What is a data discrepancy?
Generally speaking, a data discrepancy is when 2 or more sets of comparable data don’t match up. And, despite sounding kind of technical, it isn’t something that is unique to big data or adtech.
Ever done your shopping while keeping a running total in the calculator on your phone, and ended up handing over a different amount to the cashier?
Then, my friend, you’ve experienced a data discrepancy.
In this case, the discrepancy may have arisen because you didn’t notice a discount or your kid decided to smuggle something into the basket or you accidentally added the same item twice. Now, in this case, other than some potential embarrassment this discrepancy is unlikely to be particularly harmful.
But in the case of adtech and big data, a data discrepancy can be genuinely damaging. It’s really important to take data reliability and consistency really seriously, particularly in an industry like ad tech where data is the foundation upon which the whole thing sits.
Most common causes of a data discrepancy
So, we’ve established that you can end up with a discrepancy between data sets for a variety of reasons, but let’s keep the focus on adtech. Here’s a rundown of the most common causes if you do experience a data discrepancy.
In our post-GDPR world, you need to double and triple check that any third-party tracking you want to add to a creative is approved by the ad serving platform you want to use to traffic those ads. If your third-party tracker isn’t approved, you’ll likely end up with no impressions or interactions being detected by your tracking platform.
If your third-party trackers are added to your NEXD ad tag correctly - ie added directly to the NEXD tag - you’ll still be able to track at least partial data.
2) Tag setup
Double-check your ad tag for any errors. It’s quite common to end up with issues arising from incorrect syntax in the tracker, missing URLs or even characters “breaking” when copy-pasting. There are tools to automatically check your ad tag for syntax errors and it’s always a good idea to double-check all the URLs before your campaign goes live.
3) Date ranges in reports
It’s always important to make sure the reports or data sets you are comparing reflect the exact same date range. On the surface, this seems pretty obvious, but when you start to factor in timezones that can have an impact on dates as well.
Take some time to make sure the date ranges in both analytics platforms match up and that the timezones are also the same (and if they are not, you’ve adjusted your date range if needed).
Virtually all reporting systems in the adtech ecosystem allow you to apply some level of filtering. So, it’s important to ensure that, if filters are enabled for your report, both of the reports have the same filters applied.
If you have a data discrepancy and you have filters applied to both datasets, sometimes it’s worth removing all filters to both sets and just looking at the raw data. The most common issue we see is around viewable and served impressions. Mismatching these two different impression types can lead to wildly different values.

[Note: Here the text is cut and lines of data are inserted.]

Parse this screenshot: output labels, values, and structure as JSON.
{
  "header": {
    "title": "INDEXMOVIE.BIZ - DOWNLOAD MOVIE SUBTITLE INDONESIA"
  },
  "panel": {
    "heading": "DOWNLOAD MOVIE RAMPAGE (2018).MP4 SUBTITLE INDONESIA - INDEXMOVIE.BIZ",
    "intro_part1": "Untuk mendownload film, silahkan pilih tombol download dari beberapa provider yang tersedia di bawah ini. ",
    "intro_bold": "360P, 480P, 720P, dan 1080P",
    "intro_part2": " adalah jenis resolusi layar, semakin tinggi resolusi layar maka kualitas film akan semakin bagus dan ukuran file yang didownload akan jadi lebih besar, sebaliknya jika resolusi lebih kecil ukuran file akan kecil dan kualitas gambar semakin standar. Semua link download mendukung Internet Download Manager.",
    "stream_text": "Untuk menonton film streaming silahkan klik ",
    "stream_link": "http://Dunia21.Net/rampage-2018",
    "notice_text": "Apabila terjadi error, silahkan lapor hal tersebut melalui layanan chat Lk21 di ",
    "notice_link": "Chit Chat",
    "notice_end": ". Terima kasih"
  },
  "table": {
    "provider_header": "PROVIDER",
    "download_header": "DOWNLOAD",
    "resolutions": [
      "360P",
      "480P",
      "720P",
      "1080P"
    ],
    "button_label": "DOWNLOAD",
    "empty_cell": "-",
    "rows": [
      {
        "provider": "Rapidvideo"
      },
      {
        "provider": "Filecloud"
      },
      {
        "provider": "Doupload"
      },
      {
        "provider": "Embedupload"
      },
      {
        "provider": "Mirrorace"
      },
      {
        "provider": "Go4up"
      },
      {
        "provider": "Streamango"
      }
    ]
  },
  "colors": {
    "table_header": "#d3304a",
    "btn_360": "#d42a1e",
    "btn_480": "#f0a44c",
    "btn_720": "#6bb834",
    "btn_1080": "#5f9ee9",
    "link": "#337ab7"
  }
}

5) Metric definitions and terminology
Many metrics are clearly defined and universally understood - like, CTR. But not every metric is so black and white. Even some pretty fundamental ones differ because there have been attempts at standardization, but there’s no single body that outlines how things should be measured and defined, leading to many companies defining them slightly differently.
At the other end of the spectrum, defining engagement metrics between platforms can sometimes be tricky because it means so many different things to different people. It’s always a good idea to dig a little deeper with engagement metrics because you need to make sure the data you have represents the same type of engagement.
6) Network connection and server reliability
If a third-party server goes down or experiences some kind of network interruption, even very briefly, it’s likely some data will not be tracked correctly, if at all. In this event, check status pages and your email to see if your provider has experienced some kind of issue that may have impacted your campaign.
If there’s a time delay between the systems responsible for tracking when a creative is requested, loaded, viewed and interacted with then you can end up with a discrepancy. Plus, if the user navigates away part way through after clicking but before the tracker on the landing page has loaded, you’ll see a click but no landing page visit.
Another case is when you introduce extra “layers” that can potentially slow things down. For example, NEXD is an ad server - we’ve spent a lot of time making sure it’s super-snappy and rich media optimized. If you then add a NEXD tag to another ad server you’ll end up with a big spike in latency - we’re talking seconds rather than milliseconds.
When and how NEXD investigates a data discrepancy
We take the reliability and veracity of our data very seriously and we have policies and procedures in place to help our customers investigate a data discrepancy if they experience one.
As a general rule, a data discrepancy of 10% or less falls within acceptable tolerances and, in most cases, wouldn’t warrant deeper investigation. A discrepancy in the 11-20% range would be investigated by our support team. Once we’ve received all the information we need to carry out our investigation, we will perform a comparative test for around 48-72 hours to better understand the cause of the issue.
If you see a discrepancy rate higher than 20% then it is likely there is an issue with the ad inventory and you should reach out to your provider and ensure there are no issues with compatibility. We also encourage you to send us a screenshot of your tag setup and a preview link.
Please note that at the start of the campaign when your creative has less than 10k impressions the discrepancy may be a bit higher than 10% and that is acceptable. It’s due to the fact that we may count and report more audit clicks than your DSP. There’s nothing to worry about - the difference will even out once there’s a more considerable amount of data.